Even though Rex Airlines and the District Council of Coober Pedy and the South Australian Government all combined to reduce charges for the Adelaide/Coober Pedy Rex flight resulting in such an increase of passengers on that route that Rex increased their service to Coober Pedy from a 5-day/week to a 6-day, Edward Cranswick still chose to travel to Coober Pedy via a train ride from Adelaide to Manguri and then ride his pushbike 30 km of dirt road to Coober Pedy.
What else would you expect from an Australian born ex-USA Government seismologist nurd descended from a Light Horse Cavalryman!
Coober Pedy Amateur Racing Club Pics
Resting in the yard, Coober Pedy township in the background The Winning Post
More Senior Moments (Sent in by a reader)
Three sisters, ages 92, 94, and 96 live in a house together.
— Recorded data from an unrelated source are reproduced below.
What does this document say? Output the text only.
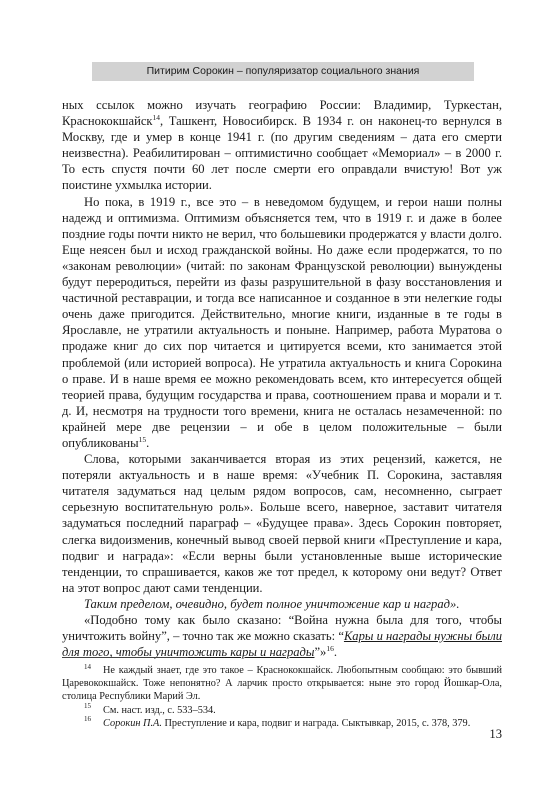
Питирим Сорокин – популяризатор социального знания

ных ссылок можно изучать географию России: Владимир, Туркестан, Краснококшайск$^{14}$, Ташкент, Новосибирск. В 1934 г. он наконец-то вернулся в Москву, где и умер в конце 1941 г. (по другим сведениям – дата его смерти неизвестна). Реабилитирован – оптимистично сообщает «Мемориал» – в 2000 г. То есть спустя почти 60 лет после смерти его оправдали вчистую! Вот уж поистине ухмылка истории.

Но пока, в 1919 г., все это – в неведомом будущем, и герои наши полны надежд и оптимизма. Оптимизм объясняется тем, что в 1919 г. и даже в более поздние годы почти никто не верил, что большевики продержатся у власти долго. Еще неясен был и исход гражданской войны. Но даже если продержатся, то по «законам революции» (читай: по законам Французской революции) вынуждены будут переродиться, перейти из фазы разрушительной в фазу восстановления и частичной реставрации, и тогда все написанное и созданное в эти нелегкие годы очень даже пригодится. Действительно, многие книги, изданные в те годы в Ярославле, не утратили актуальность и поныне. Например, работа Муратова о продаже книг до сих пор читается и цитируется всеми, кто занимается этой проблемой (или историей вопроса). Не утратила актуальность и книга Сорокина о праве. И в наше время ее можно рекомендовать всем, кто интересуется общей теорией права, будущим государства и права, соотношением права и морали и т. д. И, несмотря на трудности того времени, книга не осталась незамеченной: по крайней мере две рецензии – и обе в целом положительные – были опубликованы$^{15}$.

Слова, которыми заканчивается вторая из этих рецензий, кажется, не потеряли актуальность и в наше время: «Учебник П. Сорокина, заставляя читателя задуматься над целым рядом вопросов, сам, несомненно, сыграет серьезную воспитательную роль». Больше всего, наверное, заставит читателя задуматься последний параграф – «Будущее права». Здесь Сорокин повторяет, слегка видоизменив, конечный вывод своей первой книги «Преступление и кара, подвиг и награда»: «Если верны были установленные выше исторические тенденции, то спрашивается, каков же тот предел, к которому они ведут? Ответ на этот вопрос дают сами тенденции.

Таким пределом, очевидно, будет полное уничтожение кар и наград».

«Подобно тому как было сказано: “Война нужна была для того, чтобы уничтожить войну”, – точно так же можно сказать: “Кары и награды нужны были для того, чтобы уничтожить кары и награды”»$^{16}$.

$^{14}$ Не каждый знает, где это такое – Краснококшайск. Любопытным сообщаю: это бывший Царевококшайск. Тоже непонятно? А ларчик просто открывается: ныне это город Йошкар-Ола, столица Республики Марий Эл.

$^{15}$ См. наст. изд., с. 533–534.

$^{16}$ Сорокин П.А. Преступление и кара, подвиг и награда. Сыктывкар, 2015, с. 378, 379.

13
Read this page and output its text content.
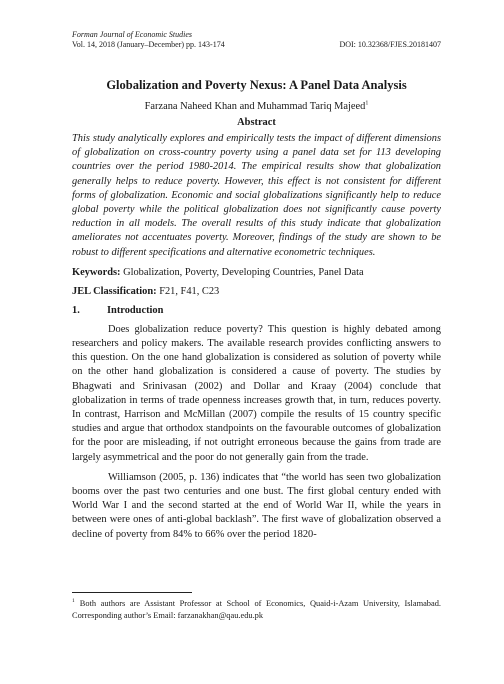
Forman Journal of Economic Studies
Vol. 14, 2018 (January–December) pp. 143-174	DOI: 10.32368/FJES.20181407
Globalization and Poverty Nexus: A Panel Data Analysis
Farzana Naheed Khan and Muhammad Tariq Majeed$^1$
Abstract
This study analytically explores and empirically tests the impact of different dimensions of globalization on cross-country poverty using a panel data set for 113 developing countries over the period 1980-2014. The empirical results show that globalization generally helps to reduce poverty. However, this effect is not consistent for different forms of globalization. Economic and social globalizations significantly help to reduce global poverty while the political globalization does not significantly cause poverty reduction in all models. The overall results of this study indicate that globalization ameliorates not accentuates poverty. Moreover, findings of the study are shown to be robust to different specifications and alternative econometric techniques.
Keywords: Globalization, Poverty, Developing Countries, Panel Data
JEL Classification: F21, F41, C23
1.	Introduction
Does globalization reduce poverty? This question is highly debated among researchers and policy makers. The available research provides conflicting answers to this question. On the one hand globalization is considered as solution of poverty while on the other hand globalization is considered a cause of poverty. The studies by Bhagwati and Srinivasan (2002) and Dollar and Kraay (2004) conclude that globalization in terms of trade openness increases growth that, in turn, reduces poverty. In contrast, Harrison and McMillan (2007) compile the results of 15 country specific studies and argue that orthodox standpoints on the favourable outcomes of globalization for the poor are misleading, if not outright erroneous because the gains from trade are largely asymmetrical and the poor do not generally gain from the trade.
Williamson (2005, p. 136) indicates that “the world has seen two globalization booms over the past two centuries and one bust. The first global century ended with World War I and the second started at the end of World War II, while the years in between were ones of anti-global backlash”. The first wave of globalization observed a decline of poverty from 84% to 66% over the period 1820-
$^1$ Both authors are Assistant Professor at School of Economics, Quaid-i-Azam University, Islamabad. Corresponding author’s Email: farzanakhan@qau.edu.pk
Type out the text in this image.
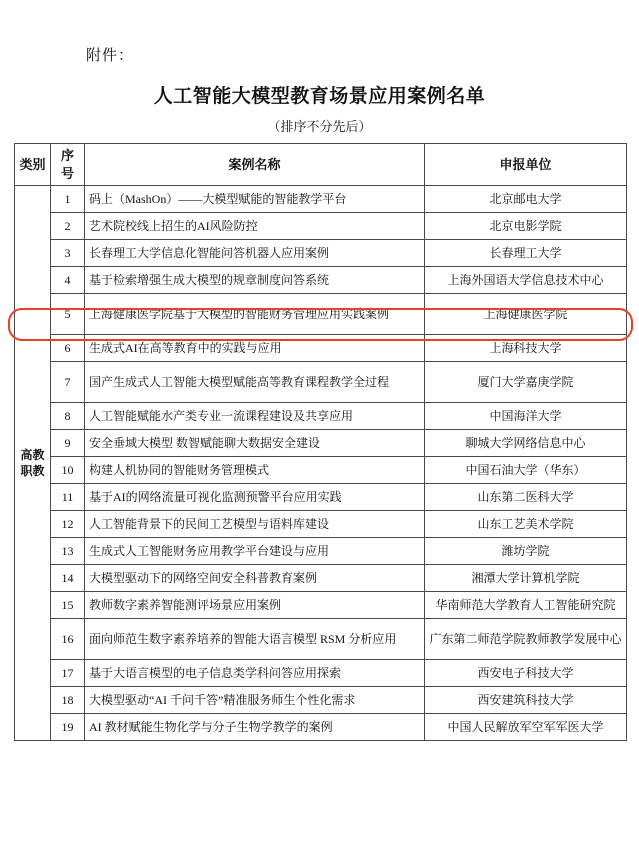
附件：
人工智能大模型教育场景应用案例名单
（排序不分先后）
类别	序号	案例名称	申报单位
高教
职教	1	码上（MashOn）——大模型赋能的智能教学平台	北京邮电大学
	2	艺术院校线上招生的AI风险防控	北京电影学院
	3	长春理工大学信息化智能问答机器人应用案例	长春理工大学
	4	基于检索增强生成大模型的规章制度问答系统	上海外国语大学信息技术中心
	5	上海健康医学院基于大模型的智能财务管理应用实践案例	上海健康医学院
	6	生成式AI在高等教育中的实践与应用	上海科技大学
	7	国产生成式人工智能大模型赋能高等教育课程教学全过程	厦门大学嘉庚学院
	8	人工智能赋能水产类专业一流课程建设及共享应用	中国海洋大学
	9	安全垂域大模型 数智赋能聊大数据安全建设	聊城大学网络信息中心
	10	构建人机协同的智能财务管理模式	中国石油大学（华东）
	11	基于AI的网络流量可视化监测预警平台应用实践	山东第二医科大学
	12	人工智能背景下的民间工艺模型与语料库建设	山东工艺美术学院
	13	生成式人工智能财务应用教学平台建设与应用	潍坊学院
	14	大模型驱动下的网络空间安全科普教育案例	湘潭大学计算机学院
	15	教师数字素养智能测评场景应用案例	华南师范大学教育人工智能研究院
	16	面向师范生数字素养培养的智能大语言模型 RSM 分析应用	广东第二师范学院教师教学发展中心
	17	基于大语言模型的电子信息类学科问答应用探索	西安电子科技大学
	18	大模型驱动“AI 千问千答”精准服务师生个性化需求	西安建筑科技大学
	19	AI 教材赋能生物化学与分子生物学教学的案例	中国人民解放军空军军医大学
One night the 96 year old draws a bath. She puts one foot in and pauses. She yells down the stairs, "Was I getting in or out of the bath?" The 94-year-old yells back, "I don't know. I'll come up and see." She starts up the stairs and pauses. Then, she yells, "Was I going up the stairs or down?" The 92 year old is sitting at the kitchen table having tea, listening to her sisters. She shakes her head and says, "I sure hope I never get that forgetful." She knocks on wood for good measure. She then yells, "I'll come up and help both of you as soon as I see who's at the door."